Word of mouth helps to increase the knowledge about a product (Harmancioglu et al, 2009). However, the impact on word of mouth on consumer intention to purchase a product can be both negative and positive, but still consumers are relying on this phenomenon to evaluate products to make a purchase (Lin and Lu, 2010). In the research of Wangenheim and Bayon (2004 cited Murray 1991 pp 1173) suggested that word of mouth in the decision making process reduce risks related to the decisions to make a purchase.

Packaging and labeling

Through its written information, packaging helps consumers in making their decisions as they are able to know about the product characteristics (Silayo & Speece, 2004).
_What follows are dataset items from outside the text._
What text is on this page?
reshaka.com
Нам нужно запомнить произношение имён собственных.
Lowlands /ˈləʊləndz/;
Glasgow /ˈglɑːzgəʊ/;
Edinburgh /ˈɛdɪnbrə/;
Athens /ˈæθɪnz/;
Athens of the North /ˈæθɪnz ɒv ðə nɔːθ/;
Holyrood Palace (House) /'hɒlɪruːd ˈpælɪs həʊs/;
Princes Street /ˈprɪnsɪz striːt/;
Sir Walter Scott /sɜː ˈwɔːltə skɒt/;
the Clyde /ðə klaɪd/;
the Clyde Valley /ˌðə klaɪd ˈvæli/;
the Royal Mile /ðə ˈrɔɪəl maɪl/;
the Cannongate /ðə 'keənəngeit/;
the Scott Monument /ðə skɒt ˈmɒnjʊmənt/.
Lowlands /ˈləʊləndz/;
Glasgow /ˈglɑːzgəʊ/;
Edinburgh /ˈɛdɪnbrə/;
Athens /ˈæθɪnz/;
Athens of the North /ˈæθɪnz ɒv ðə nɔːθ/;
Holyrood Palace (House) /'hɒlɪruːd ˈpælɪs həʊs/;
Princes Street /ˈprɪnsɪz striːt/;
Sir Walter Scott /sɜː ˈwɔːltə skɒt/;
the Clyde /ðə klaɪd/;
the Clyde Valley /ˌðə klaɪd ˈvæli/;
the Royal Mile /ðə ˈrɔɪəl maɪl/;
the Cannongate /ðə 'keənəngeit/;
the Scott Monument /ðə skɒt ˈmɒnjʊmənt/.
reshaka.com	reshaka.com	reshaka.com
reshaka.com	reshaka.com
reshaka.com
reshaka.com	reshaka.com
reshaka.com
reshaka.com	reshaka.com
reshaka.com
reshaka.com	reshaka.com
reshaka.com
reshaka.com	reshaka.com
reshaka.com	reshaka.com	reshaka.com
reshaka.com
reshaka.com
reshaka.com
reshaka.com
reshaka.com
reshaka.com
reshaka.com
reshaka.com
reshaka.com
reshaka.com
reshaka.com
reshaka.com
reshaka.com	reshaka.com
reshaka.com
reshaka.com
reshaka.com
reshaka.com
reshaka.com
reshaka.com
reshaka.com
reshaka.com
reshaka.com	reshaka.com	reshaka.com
In the study of Tuu and Olsen (2012 cited Pienak et al 2007 pp 83) denoted that product labeling can help consumers to gain more information about a product and as such influence their purchase intention.

Free trial/ Free sample.

Free tasting is an original promotional strategy to get customers to try the product without having to be forced to buy the goods (Lockshin & Knott, 2009).

Experience

Experience has to do with consumers who little by little acquire confidence about a product through direct touch which in turn can improve the consumers’ understanding about it (Zhang & Liu, 2011). There is a decrease in level of perceived risks when someone’s experience increases concerning usage of a product (Dean, 2010). In the study of Dean (2010 cited Morgan & Steven 2008 pp 215) implied that there is a negative relationship between experience and risk perception.